10,15 – Tsipras al Parlamento europeo: Ue sia democratica o non sopravviverà

“La scelta coraggiosa del popolo greco, in condizioni senza precedenti, non e’ una scelta di rottura con l’Europa ma è la scelta di tornare ai valori che stanno alla base dell’Ue. È un messaggio chiarissimo”, così il premier greco Alexis Tsipras alla plenaria dell’Europarlamento. “Occorre rispetto per la scelta del nostro popolo”.

10,05 – Tsipras accolto da lunghissimo applauso a Strasburgo

Un lunghissimo applauso ha accolto l’arrivo del premier greco Alexis Tsipras al Parlamento europeo a Strasburgo.

10,00 – Positivi i listini del Vecchio Continente, spread a 163

Avvio di seduta in rialzo per Piazza Affari: dopo la prima ora di contrattazioni arriva a guadagnare l’1,29%. Bene tutte le altre borse europee che, in attesa del discorso di Alexis Tsipras all’Europarlamento, tentano un rimbalzo dopo gli scossoni dei giorni scorsi

8,00 – Quattro giorni è il tempo concesso per arrivare a un accordo e salvare la Grecia. Entro domani, Alexis Tsipras dovrà presentare il suo piano: una lista di proposte concrete che saranno poi discusse domenica, in un nuovo e forse risolutivo vertice tra i capi di Stato e di governo dell’Ue. “Sarà un incontro di tutti e 28 i Paesi – ha detto Angela Merkel al termine del summit di ieri – non solo di quelli dell’eurozona”.

Intanto l’Europa si prepara allo scenario peggiore: l’uscita della Grecia dall’euro.
Le banche greche resteranno chiuse e la Bce garantirà fino a domenica una liquidità minima tramite il programma Ela.

Già stamattina Tsipras potrebbe presentare il suo piano durante il suo discorso all’Europarlamento. Diversamente, dovrà presentare una proposta entro domani: una proposta che, secondo fonti di Bruxelles, sarà basata su una richiesta di un terzo programma di aiuti di circa 50 miliardi basato su tre anni (con impegni simili all’ultimo piano precedente al referendum). Altre fonti parlano di una cifra inferiore, ma con l’aggiunta di un prestito ponte immediato di 7 miliardi, per far fronte ai pagamenti imminenti.
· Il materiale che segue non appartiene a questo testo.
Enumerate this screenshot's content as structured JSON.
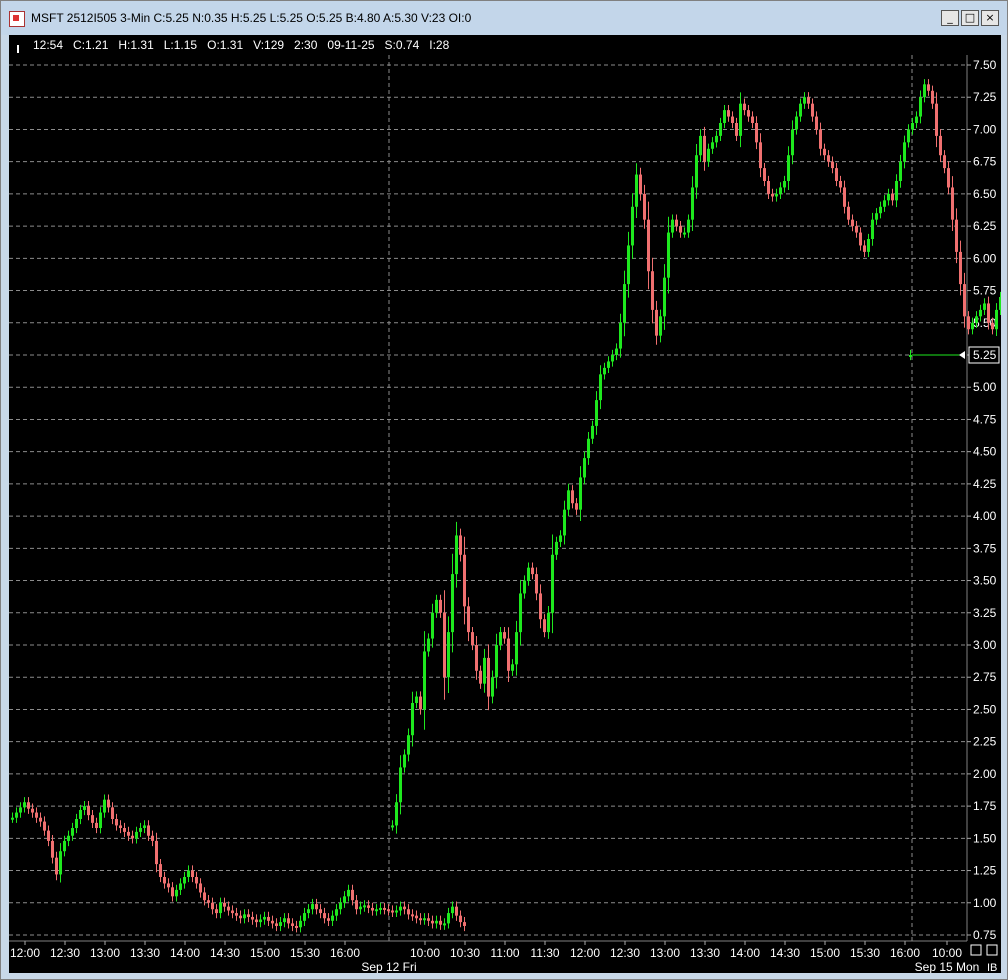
{
  "window": {
    "title": "MSFT 2512I505 3-Min C:5.25 N:0.35 H:5.25 L:5.25 O:5.25 B:4.80 A:5.30 V:23 OI:0",
    "buttons": [
      "_",
      "□",
      "×"
    ]
  },
  "info_bar": {
    "text": "12:54   C:1.21   H:1.31   L:1.15   O:1.31   V:129   2:30   09-11-25   S:0.74   I:28"
  },
  "colors": {
    "up": "#1ee81e",
    "down": "#f07070",
    "grid": "#8c8c8c",
    "axis_text": "#ffffff",
    "background": "#000000"
  },
  "chart_data": {
    "type": "candlestick",
    "y_ticks": [
      "7.50",
      "7.25",
      "7.00",
      "6.75",
      "6.50",
      "6.25",
      "6.00",
      "5.75",
      "5.50",
      "5.25",
      "5.00",
      "4.75",
      "4.50",
      "4.25",
      "4.00",
      "3.75",
      "3.50",
      "3.25",
      "3.00",
      "2.75",
      "2.50",
      "2.25",
      "2.00",
      "1.75",
      "1.50",
      "1.25",
      "1.00",
      "0.75"
    ],
    "ylim": [
      0.75,
      7.5
    ],
    "last_price_label": "5.25",
    "x_ticks": [
      "12:00",
      "12:30",
      "13:00",
      "13:30",
      "14:00",
      "14:30",
      "15:00",
      "15:30",
      "16:00",
      "10:00",
      "10:30",
      "11:00",
      "11:30",
      "12:00",
      "12:30",
      "13:00",
      "13:30",
      "14:00",
      "14:30",
      "15:00",
      "15:30",
      "16:00",
      "10:00"
    ],
    "date_labels": [
      "Sep 12 Fri",
      "Sep 15 Mon"
    ],
    "corner_label": "IB",
    "sessions": [
      {
        "label": "Sep 11",
        "start": "11:48",
        "bar_minutes": 3,
        "close": [
          1.66,
          1.7,
          1.74,
          1.78,
          1.73,
          1.7,
          1.66,
          1.63,
          1.56,
          1.48,
          1.35,
          1.22,
          1.4,
          1.48,
          1.52,
          1.58,
          1.65,
          1.72,
          1.75,
          1.68,
          1.62,
          1.58,
          1.7,
          1.8,
          1.74,
          1.65,
          1.6,
          1.58,
          1.55,
          1.52,
          1.5,
          1.55,
          1.58,
          1.6,
          1.52,
          1.48,
          1.3,
          1.2,
          1.15,
          1.12,
          1.05,
          1.1,
          1.15,
          1.2,
          1.25,
          1.2,
          1.15,
          1.08,
          1.02,
          1.0,
          0.95,
          0.92,
          1.0,
          0.97,
          0.94,
          0.92,
          0.9,
          0.88,
          0.91,
          0.89,
          0.87,
          0.85,
          0.87,
          0.89,
          0.86,
          0.84,
          0.82,
          0.85,
          0.88,
          0.84,
          0.82,
          0.81,
          0.86,
          0.92,
          0.95,
          0.99,
          0.95,
          0.92,
          0.88,
          0.86,
          0.9,
          0.95,
          1.0,
          1.05,
          1.1,
          1.02,
          0.95,
          0.97,
          0.98,
          0.96,
          0.94,
          0.95,
          0.96,
          0.95,
          0.94,
          0.93,
          0.94,
          0.97,
          0.95,
          0.91,
          0.9,
          0.88,
          0.87,
          0.88,
          0.86,
          0.84,
          0.86,
          0.83,
          0.84,
          0.92,
          0.97,
          0.9,
          0.85,
          0.82
        ]
      },
      {
        "label": "Sep 12 Fri",
        "start": "09:33",
        "bar_minutes": 3,
        "close": [
          1.6,
          1.78,
          2.05,
          2.15,
          2.3,
          2.55,
          2.6,
          2.5,
          2.95,
          3.05,
          3.25,
          3.35,
          3.25,
          2.75,
          3.1,
          3.55,
          3.85,
          3.7,
          3.3,
          3.1,
          3.0,
          2.8,
          2.7,
          2.9,
          2.6,
          2.75,
          3.0,
          3.1,
          3.05,
          2.8,
          2.85,
          3.1,
          3.4,
          3.5,
          3.6,
          3.55,
          3.4,
          3.2,
          3.1,
          3.25,
          3.7,
          3.8,
          3.85,
          4.05,
          4.2,
          4.1,
          4.05,
          4.3,
          4.45,
          4.6,
          4.7,
          4.9,
          5.1,
          5.15,
          5.2,
          5.25,
          5.3,
          5.5,
          5.8,
          6.1,
          6.4,
          6.65,
          6.5,
          6.3,
          5.9,
          5.6,
          5.4,
          5.55,
          5.85,
          6.2,
          6.3,
          6.25,
          6.2,
          6.2,
          6.3,
          6.55,
          6.8,
          6.95,
          6.75,
          6.85,
          6.9,
          6.95,
          7.05,
          7.15,
          7.1,
          7.05,
          6.95,
          7.2,
          7.15,
          7.1,
          7.05,
          6.9,
          6.7,
          6.6,
          6.5,
          6.48,
          6.5,
          6.55,
          6.6,
          6.8,
          7.0,
          7.1,
          7.2,
          7.25,
          7.2,
          7.1,
          7.0,
          6.85,
          6.8,
          6.75,
          6.7,
          6.6,
          6.55,
          6.4,
          6.3,
          6.25,
          6.2,
          6.1,
          6.05,
          6.15,
          6.3,
          6.35,
          6.4,
          6.45,
          6.5,
          6.45,
          6.6,
          6.75,
          6.9,
          7.0,
          7.05,
          7.1,
          7.25,
          7.35,
          7.3,
          7.2,
          6.95,
          6.8,
          6.7,
          6.55,
          6.3,
          6.05,
          5.8,
          5.55,
          5.45,
          5.5,
          5.55,
          5.6,
          5.65,
          5.5,
          5.45,
          5.6,
          5.7,
          5.8,
          5.85,
          5.6,
          5.5,
          5.45
        ]
      },
      {
        "label": "Sep 15 Mon",
        "start": "09:30",
        "bar_minutes": 3,
        "close": [
          5.25
        ]
      }
    ]
  }
}
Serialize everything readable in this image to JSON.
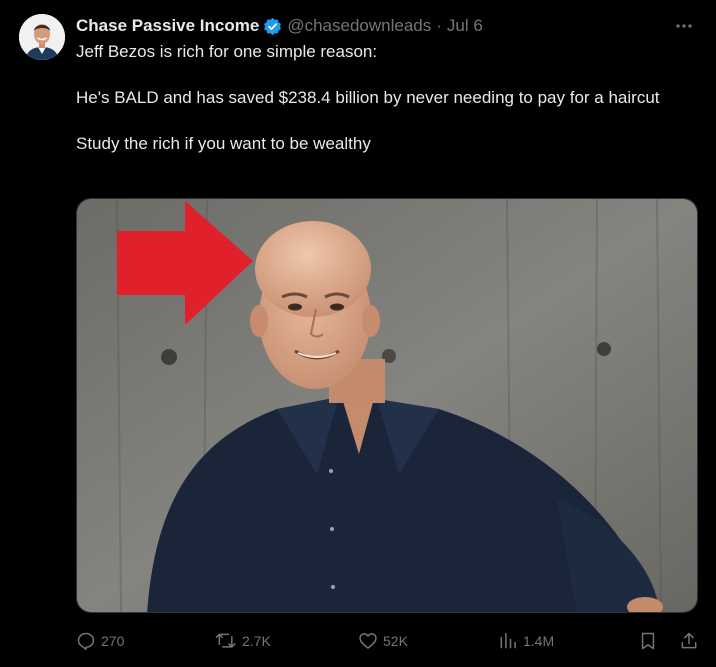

Nessun taglio del debito per ora. “Prima di parlare di una ristrutturazione del debito – ha dichiarato la cancelliera tedesca – vediamo quello che proporrà la Grecia”.
Intanto, la crisi greca comincia a preoccupare entrambi i lati dell’Atlantico. “In Europa non c’è più tempo da perdere, bisogna essere costruttivi e responsabili” è l’appello che arriva dalla Casa Bianca. A tutti i suoi interlocutori, da Hollande a Merkel, passando per Tsipras, Obama invia lo stesso messaggio, ripetuto ormai da giorni: trovare un accordo è nell’interesse di tutti. Nell’interesse di Atene, dell’Europa, ma anche dell’economia americana e mondiale.

Restano così soltanto quattro giorni di tempo per trovare un accordo definitivo, un accordo che dovrà passare per compromessi difficili, per tutti.